How to develop the web site in the future is something that Springle and other members of the team constantly debate. ‘There’s a lot of information on the site and we frequently discuss whether we should split out different sections but so far we’ve decided against such a move.’

For Springle, the future of the web site lies in making it ever more interactive. To maintain and grow its share of such a highly competitive market, the company is constantly developing new products and customer interaction over its new products is the key to getting the business right.

‘At the moment we have a panel of people who we use to review the products,’ she says. ‘I’d like to use the web site to expand the number of people we can use for market research.
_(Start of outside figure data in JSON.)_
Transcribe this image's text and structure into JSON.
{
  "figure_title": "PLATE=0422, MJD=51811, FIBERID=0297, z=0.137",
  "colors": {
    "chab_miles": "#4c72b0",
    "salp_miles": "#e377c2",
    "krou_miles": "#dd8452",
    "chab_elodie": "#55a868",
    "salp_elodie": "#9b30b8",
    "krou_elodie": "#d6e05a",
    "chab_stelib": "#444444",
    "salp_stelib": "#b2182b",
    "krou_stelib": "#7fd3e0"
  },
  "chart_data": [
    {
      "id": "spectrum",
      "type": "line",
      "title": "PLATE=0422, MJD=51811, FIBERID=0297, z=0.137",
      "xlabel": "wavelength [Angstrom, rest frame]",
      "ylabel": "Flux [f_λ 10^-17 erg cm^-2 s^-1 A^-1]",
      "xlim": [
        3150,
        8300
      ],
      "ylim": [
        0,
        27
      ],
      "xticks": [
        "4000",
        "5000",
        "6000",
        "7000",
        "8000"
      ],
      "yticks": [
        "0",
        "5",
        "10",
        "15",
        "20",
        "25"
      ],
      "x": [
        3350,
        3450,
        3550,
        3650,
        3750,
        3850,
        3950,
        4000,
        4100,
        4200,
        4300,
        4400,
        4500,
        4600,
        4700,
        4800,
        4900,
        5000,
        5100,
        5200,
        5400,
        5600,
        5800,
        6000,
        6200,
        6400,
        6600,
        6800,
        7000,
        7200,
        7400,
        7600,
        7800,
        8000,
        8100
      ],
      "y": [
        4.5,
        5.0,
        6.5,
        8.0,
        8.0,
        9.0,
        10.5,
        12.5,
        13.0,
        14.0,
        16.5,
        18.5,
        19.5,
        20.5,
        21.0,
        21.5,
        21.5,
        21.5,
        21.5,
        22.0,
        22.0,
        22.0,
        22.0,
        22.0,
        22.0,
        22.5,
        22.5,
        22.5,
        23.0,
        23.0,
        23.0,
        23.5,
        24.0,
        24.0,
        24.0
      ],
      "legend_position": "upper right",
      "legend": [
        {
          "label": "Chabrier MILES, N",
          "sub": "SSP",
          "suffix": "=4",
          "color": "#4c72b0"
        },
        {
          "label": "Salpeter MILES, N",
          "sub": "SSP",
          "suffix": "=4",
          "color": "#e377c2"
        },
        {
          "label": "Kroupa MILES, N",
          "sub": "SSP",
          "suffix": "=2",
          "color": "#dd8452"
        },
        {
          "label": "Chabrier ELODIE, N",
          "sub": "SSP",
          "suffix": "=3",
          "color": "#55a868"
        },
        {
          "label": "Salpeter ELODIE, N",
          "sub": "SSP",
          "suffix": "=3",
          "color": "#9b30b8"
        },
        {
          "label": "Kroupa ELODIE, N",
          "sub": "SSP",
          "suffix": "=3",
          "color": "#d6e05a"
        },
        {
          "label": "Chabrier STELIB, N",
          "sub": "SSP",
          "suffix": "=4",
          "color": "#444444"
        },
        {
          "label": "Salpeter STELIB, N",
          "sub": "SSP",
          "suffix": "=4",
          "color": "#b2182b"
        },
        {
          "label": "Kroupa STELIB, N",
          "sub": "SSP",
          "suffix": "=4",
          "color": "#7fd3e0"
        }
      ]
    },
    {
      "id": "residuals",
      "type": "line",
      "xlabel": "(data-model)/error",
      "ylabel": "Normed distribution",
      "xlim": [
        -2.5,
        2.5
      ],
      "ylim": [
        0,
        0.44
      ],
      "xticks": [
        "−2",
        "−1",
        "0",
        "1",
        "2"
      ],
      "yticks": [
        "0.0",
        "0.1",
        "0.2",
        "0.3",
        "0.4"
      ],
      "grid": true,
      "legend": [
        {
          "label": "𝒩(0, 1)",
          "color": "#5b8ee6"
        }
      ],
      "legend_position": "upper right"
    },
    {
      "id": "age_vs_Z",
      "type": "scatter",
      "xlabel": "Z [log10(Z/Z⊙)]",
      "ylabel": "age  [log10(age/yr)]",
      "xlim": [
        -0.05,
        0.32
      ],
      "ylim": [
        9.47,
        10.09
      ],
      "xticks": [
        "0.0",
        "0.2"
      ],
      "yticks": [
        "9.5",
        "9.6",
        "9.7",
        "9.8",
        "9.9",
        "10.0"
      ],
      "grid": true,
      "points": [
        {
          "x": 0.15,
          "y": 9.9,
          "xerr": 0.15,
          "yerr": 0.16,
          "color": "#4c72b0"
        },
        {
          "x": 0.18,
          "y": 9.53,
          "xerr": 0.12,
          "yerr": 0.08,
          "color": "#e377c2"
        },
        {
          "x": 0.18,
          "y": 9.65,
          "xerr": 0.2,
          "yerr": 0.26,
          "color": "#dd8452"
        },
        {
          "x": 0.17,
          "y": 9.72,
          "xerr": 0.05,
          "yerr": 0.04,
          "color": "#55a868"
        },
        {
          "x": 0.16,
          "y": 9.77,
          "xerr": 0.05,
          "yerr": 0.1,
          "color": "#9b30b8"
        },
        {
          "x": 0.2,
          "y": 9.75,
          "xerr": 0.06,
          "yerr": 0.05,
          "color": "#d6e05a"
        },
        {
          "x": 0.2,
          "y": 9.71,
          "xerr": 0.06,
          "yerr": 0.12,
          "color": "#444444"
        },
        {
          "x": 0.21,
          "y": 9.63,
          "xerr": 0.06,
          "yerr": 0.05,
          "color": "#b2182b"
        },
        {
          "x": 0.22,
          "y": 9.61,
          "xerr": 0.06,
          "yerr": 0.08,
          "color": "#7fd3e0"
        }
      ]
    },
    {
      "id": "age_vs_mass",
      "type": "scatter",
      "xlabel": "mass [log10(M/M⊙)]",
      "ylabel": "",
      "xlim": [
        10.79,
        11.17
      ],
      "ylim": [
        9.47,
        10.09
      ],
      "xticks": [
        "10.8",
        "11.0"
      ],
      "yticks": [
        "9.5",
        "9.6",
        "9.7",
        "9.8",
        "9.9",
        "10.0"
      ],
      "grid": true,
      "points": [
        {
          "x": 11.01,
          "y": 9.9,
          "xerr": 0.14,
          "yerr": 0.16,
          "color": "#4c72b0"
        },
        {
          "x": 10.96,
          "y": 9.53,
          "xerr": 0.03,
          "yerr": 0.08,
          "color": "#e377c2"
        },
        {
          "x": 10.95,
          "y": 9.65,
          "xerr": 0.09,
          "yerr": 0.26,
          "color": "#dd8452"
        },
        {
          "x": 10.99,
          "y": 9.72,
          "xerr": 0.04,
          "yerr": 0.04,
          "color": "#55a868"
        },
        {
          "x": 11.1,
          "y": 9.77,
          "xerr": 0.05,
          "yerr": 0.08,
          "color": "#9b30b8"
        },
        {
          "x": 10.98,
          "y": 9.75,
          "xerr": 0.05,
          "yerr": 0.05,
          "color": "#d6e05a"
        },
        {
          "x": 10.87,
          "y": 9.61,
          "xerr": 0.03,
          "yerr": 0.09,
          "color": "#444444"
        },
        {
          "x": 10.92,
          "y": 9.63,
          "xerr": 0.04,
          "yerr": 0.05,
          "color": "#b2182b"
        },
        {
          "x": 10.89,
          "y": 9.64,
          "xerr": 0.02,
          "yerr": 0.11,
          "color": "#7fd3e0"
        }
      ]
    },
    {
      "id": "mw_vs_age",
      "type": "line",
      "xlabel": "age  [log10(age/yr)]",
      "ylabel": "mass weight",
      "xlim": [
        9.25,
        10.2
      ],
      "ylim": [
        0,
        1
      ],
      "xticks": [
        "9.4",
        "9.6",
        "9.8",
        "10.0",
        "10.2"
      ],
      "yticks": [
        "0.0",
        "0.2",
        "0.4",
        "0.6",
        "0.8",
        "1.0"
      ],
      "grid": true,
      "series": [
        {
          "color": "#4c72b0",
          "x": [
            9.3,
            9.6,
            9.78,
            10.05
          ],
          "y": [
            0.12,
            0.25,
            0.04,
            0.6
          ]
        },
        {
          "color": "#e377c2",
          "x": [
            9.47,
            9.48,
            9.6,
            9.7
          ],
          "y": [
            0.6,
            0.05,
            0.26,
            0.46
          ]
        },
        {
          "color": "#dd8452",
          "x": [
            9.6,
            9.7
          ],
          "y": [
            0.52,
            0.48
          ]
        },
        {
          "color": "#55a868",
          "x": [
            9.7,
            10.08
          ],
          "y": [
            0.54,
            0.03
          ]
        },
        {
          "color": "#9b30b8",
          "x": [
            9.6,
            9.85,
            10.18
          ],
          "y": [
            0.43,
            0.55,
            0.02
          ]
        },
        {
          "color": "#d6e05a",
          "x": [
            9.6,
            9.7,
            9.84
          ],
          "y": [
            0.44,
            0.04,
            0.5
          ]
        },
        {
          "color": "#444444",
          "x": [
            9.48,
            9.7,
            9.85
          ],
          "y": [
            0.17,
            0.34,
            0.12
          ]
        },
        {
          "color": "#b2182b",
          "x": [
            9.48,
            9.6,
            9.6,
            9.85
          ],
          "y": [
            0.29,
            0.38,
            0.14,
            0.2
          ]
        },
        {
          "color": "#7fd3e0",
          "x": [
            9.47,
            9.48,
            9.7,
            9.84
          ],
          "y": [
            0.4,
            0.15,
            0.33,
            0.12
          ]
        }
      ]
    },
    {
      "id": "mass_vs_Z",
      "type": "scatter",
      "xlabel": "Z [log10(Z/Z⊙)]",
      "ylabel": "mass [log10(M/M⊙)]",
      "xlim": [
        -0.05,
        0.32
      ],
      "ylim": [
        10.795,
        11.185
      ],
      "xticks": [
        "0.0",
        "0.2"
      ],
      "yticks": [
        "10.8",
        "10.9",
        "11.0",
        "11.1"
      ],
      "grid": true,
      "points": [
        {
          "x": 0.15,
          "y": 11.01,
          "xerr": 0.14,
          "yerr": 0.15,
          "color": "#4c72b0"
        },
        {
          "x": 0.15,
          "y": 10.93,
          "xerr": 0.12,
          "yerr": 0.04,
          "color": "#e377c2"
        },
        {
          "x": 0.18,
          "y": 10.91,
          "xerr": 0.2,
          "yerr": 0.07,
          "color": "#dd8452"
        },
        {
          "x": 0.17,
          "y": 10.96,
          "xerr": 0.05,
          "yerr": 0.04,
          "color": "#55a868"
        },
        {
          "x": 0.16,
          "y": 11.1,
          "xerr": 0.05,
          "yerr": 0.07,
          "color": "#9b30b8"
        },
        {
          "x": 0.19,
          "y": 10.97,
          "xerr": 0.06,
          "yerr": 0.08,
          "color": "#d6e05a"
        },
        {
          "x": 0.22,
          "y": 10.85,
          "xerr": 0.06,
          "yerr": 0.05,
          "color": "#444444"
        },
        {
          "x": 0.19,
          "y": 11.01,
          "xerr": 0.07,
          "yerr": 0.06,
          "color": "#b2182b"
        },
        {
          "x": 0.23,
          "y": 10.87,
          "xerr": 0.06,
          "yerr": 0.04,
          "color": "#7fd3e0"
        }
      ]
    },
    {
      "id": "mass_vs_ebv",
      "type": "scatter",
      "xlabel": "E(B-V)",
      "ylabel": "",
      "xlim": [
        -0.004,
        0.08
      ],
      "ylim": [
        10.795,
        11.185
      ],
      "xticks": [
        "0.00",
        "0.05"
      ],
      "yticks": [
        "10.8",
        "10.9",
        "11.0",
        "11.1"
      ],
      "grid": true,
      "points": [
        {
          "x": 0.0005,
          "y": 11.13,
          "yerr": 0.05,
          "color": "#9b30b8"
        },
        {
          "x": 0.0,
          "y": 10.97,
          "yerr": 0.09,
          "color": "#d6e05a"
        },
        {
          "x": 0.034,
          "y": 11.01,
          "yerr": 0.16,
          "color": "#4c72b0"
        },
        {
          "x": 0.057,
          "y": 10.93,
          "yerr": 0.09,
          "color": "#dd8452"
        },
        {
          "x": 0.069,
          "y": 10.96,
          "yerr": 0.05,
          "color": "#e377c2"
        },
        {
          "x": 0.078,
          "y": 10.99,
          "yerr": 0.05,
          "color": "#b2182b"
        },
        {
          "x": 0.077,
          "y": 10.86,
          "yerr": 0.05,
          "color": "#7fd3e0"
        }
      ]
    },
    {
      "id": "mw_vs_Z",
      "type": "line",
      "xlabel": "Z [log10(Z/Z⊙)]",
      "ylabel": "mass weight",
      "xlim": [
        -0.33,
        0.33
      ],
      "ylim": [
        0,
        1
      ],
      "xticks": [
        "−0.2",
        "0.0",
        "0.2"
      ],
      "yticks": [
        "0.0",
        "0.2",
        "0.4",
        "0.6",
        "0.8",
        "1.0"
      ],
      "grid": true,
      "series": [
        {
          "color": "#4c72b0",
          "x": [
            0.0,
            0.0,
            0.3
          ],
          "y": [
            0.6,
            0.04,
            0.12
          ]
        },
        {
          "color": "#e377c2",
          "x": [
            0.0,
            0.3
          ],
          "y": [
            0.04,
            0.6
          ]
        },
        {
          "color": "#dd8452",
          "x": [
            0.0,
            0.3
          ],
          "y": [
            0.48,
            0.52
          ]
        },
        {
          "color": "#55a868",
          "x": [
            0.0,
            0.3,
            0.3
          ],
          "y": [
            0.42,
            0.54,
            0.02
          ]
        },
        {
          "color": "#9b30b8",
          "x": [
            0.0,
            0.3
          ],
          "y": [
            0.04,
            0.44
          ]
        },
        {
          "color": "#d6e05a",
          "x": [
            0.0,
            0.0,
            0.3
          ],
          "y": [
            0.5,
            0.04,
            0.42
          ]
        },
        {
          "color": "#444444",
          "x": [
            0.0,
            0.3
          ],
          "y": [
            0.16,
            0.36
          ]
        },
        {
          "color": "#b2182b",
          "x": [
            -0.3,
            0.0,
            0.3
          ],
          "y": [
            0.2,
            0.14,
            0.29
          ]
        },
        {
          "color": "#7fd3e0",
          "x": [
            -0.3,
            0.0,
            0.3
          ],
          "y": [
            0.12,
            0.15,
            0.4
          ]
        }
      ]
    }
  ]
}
Product reviews are currently quite a labour intensive process ­ we have to print out documents and send them out to the clients. I’d like to get to the stage where that could all be downloadable.’

Springle admits to being envious over the level of interactivity of other corporate sites, such as L’Oreal: ‘I love the way you can download advice on how to apply your eye make-up.’

In the future, she believes IT should be able to make it even easier for the company’s customers to choose the right product. ‘If you look at the vast array of consumer products, there has to be an easier way of deciding which one to buy rather than hanging around the aisles in Boots or Tesco and reading every single product label.’

Her dream is develop the site so that customers can have a live web chat with an assistant, guiding them through the company’s product range.

If Springle and the team at King of Shaves revolutionised web site design for cosmetics, then it would be more that just the spammers who would be flooding the company’s servers with emails.